We seem to be in an era of relearning lessons of the 1930s, as the post-Cold War order shudders under a combination of attacks from its enemies and paralysis among its friends. For example: we are learning that the world’s ability to respond to refugee crises in a humane fashion is largely dependent on policies that promote global stability, thereby limiting refugee flows in the first place. The plight of the Rohingya Muslims fleeing Myanmar, for example, has been all over the news last week:
A wooden fishing boat carrying hundreds of desperate migrants from Myanmar moved farther out to sea on Friday after the Thai authorities concluded that the passengers wanted to continue their journey, instead of disembarking in Thailand, according to an aid group involved in negotiations over the vessel’s future.
But a Thai reporter who witnessed the boat’s departure said that some of those aboard did not appear to want to leave.
The vessel, which passengers said had been turned away from Malaysia, is part of a rickety flotilla from Myanmar and Bangladesh carrying thousands of migrants, many of them Rohingya Muslims, fleeing persecution or economic hardship, with no country willing to take them in.

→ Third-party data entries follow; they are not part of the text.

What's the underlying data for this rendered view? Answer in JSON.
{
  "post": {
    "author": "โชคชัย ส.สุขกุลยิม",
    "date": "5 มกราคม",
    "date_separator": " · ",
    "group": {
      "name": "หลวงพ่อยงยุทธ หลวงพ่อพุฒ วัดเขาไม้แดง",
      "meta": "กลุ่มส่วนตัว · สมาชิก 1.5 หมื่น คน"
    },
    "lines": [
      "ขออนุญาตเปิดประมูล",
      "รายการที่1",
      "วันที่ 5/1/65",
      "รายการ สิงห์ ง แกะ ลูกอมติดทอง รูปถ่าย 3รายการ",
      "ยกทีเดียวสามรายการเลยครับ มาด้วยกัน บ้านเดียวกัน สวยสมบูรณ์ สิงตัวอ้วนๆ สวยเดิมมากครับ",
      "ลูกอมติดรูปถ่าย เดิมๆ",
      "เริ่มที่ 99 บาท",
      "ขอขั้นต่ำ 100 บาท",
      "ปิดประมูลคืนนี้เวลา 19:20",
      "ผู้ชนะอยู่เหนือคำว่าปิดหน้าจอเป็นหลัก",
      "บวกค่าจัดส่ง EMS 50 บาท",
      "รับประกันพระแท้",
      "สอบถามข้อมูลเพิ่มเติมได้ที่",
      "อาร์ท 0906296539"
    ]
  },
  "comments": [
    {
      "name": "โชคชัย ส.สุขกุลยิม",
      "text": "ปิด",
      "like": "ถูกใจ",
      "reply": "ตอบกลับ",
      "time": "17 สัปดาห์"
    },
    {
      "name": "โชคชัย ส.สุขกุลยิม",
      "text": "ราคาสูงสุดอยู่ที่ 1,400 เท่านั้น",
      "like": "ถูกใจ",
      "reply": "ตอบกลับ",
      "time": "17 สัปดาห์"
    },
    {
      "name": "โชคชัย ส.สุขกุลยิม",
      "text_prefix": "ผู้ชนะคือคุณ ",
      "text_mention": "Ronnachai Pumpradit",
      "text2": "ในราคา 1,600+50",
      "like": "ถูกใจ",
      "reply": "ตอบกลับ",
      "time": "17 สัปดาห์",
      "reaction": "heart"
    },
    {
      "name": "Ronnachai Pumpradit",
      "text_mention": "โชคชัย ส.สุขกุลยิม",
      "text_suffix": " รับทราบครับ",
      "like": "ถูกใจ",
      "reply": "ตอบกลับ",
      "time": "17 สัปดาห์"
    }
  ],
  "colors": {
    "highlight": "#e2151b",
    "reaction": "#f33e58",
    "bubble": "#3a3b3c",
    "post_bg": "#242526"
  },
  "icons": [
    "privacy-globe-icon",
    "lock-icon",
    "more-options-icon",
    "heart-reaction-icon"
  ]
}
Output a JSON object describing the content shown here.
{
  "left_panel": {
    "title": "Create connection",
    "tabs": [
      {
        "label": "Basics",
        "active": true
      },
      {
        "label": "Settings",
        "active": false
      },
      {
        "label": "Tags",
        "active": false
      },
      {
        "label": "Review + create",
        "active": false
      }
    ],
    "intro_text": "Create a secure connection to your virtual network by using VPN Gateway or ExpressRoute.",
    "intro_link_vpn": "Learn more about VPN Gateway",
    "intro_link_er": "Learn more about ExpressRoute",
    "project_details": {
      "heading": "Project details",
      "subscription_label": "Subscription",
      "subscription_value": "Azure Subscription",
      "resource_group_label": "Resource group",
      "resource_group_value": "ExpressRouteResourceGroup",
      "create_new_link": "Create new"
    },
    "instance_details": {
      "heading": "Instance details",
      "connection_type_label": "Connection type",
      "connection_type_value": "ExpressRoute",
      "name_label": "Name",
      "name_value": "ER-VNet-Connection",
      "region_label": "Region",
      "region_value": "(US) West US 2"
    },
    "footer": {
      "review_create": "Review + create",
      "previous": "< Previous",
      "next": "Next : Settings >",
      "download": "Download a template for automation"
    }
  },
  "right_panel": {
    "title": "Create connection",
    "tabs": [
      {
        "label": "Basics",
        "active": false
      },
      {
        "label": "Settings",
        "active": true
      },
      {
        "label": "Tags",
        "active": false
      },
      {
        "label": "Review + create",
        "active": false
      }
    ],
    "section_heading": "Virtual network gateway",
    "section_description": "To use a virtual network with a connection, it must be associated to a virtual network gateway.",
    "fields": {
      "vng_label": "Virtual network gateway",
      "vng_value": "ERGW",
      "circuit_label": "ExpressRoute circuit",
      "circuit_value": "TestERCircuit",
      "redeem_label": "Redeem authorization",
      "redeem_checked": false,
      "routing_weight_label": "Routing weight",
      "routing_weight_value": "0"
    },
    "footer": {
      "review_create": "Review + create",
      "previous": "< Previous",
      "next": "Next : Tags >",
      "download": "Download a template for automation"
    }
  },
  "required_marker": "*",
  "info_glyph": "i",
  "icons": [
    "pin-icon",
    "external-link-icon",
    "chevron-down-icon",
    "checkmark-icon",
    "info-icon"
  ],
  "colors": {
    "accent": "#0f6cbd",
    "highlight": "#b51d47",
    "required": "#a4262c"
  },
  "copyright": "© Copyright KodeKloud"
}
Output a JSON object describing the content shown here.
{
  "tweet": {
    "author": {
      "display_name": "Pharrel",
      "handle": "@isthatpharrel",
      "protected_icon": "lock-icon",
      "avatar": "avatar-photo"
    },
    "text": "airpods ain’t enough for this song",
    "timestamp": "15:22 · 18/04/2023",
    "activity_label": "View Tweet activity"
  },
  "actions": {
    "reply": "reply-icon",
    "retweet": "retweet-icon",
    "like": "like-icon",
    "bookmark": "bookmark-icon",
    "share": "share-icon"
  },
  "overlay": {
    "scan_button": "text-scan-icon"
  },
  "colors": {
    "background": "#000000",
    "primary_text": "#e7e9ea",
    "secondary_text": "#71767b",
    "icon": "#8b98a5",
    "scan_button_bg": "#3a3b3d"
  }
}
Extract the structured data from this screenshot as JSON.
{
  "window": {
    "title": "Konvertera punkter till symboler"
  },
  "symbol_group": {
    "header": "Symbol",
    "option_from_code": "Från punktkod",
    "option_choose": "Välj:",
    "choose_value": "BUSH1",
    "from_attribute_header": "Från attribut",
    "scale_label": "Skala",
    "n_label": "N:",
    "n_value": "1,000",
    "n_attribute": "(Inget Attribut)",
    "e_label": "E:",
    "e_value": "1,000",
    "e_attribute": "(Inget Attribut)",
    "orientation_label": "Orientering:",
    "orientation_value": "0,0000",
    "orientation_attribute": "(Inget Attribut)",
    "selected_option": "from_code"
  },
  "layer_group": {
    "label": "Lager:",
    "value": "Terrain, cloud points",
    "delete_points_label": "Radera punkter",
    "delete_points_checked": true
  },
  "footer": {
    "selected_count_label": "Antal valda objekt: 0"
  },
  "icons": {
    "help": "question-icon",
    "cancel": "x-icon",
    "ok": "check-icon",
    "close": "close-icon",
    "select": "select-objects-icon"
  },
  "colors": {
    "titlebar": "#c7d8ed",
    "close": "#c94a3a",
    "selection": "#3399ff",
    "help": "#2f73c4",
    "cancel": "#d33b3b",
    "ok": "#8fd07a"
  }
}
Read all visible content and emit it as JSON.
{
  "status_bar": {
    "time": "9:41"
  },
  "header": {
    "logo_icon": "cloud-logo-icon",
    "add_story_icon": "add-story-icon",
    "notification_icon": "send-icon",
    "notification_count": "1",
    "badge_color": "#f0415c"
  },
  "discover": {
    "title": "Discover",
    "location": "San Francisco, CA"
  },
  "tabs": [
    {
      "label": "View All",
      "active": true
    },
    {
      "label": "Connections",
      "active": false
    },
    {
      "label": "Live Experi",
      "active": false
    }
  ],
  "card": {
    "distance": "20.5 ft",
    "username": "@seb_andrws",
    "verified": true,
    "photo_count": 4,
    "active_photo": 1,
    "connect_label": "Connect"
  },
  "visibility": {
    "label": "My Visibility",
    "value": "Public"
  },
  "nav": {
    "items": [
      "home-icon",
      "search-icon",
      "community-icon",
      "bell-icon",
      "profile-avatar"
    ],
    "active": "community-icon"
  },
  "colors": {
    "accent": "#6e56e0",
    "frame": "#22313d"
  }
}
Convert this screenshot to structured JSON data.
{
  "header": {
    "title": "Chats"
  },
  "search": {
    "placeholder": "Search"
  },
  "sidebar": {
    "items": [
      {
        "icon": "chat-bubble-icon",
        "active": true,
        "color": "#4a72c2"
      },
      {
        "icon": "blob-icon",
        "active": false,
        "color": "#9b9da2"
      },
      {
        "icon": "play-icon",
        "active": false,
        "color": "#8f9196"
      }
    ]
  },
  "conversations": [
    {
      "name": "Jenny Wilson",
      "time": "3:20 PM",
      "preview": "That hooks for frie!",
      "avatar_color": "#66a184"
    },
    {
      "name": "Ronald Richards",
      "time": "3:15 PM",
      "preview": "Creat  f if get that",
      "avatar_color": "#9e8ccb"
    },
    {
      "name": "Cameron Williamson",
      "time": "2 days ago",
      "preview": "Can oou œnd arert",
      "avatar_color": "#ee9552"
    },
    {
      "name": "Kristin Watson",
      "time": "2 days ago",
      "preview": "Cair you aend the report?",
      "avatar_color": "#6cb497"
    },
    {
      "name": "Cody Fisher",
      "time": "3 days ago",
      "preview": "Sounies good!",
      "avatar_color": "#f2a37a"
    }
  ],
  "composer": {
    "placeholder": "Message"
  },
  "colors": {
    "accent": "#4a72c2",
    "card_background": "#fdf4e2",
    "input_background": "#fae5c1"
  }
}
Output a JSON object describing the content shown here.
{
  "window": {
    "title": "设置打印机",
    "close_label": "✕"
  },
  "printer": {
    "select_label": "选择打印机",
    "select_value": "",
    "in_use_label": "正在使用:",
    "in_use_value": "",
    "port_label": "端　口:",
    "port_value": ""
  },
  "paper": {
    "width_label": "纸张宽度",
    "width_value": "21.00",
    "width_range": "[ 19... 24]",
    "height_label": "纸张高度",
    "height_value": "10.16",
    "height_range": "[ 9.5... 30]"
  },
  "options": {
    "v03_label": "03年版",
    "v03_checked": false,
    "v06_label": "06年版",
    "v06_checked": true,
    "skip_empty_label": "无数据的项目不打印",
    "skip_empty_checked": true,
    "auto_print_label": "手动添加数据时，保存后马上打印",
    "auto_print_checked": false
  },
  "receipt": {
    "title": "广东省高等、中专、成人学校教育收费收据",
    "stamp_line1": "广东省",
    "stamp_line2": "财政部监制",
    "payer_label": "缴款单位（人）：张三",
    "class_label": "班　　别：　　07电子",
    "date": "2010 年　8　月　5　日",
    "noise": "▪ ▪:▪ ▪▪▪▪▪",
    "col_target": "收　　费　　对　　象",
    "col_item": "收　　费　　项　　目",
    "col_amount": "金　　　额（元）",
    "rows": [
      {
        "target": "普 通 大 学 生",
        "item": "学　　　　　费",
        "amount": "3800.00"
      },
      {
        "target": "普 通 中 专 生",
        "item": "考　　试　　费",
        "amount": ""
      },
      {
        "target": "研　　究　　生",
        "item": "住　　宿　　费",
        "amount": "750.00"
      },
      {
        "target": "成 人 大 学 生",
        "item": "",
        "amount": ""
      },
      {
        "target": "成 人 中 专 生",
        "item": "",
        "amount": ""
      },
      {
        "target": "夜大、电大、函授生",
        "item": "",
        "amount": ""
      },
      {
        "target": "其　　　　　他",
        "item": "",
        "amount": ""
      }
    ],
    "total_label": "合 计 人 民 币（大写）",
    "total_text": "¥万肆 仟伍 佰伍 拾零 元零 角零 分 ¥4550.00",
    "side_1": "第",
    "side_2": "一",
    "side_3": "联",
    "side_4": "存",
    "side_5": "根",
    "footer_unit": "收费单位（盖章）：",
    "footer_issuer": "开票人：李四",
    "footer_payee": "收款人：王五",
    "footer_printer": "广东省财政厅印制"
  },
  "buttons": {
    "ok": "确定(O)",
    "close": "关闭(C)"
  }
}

Should the world situation continue to deteriorate, we will see a deadly and discouraging mix: on the one hand, growing humanitarian problems that become larger and more urgent; on the other, diminishing will and capacity to do anything about them. Today’s plight of the Rohingya, the Syrians and the Libyans point toward the kind of change and turmoil that is bound to accompany any serious decline of American power and will to support a world order.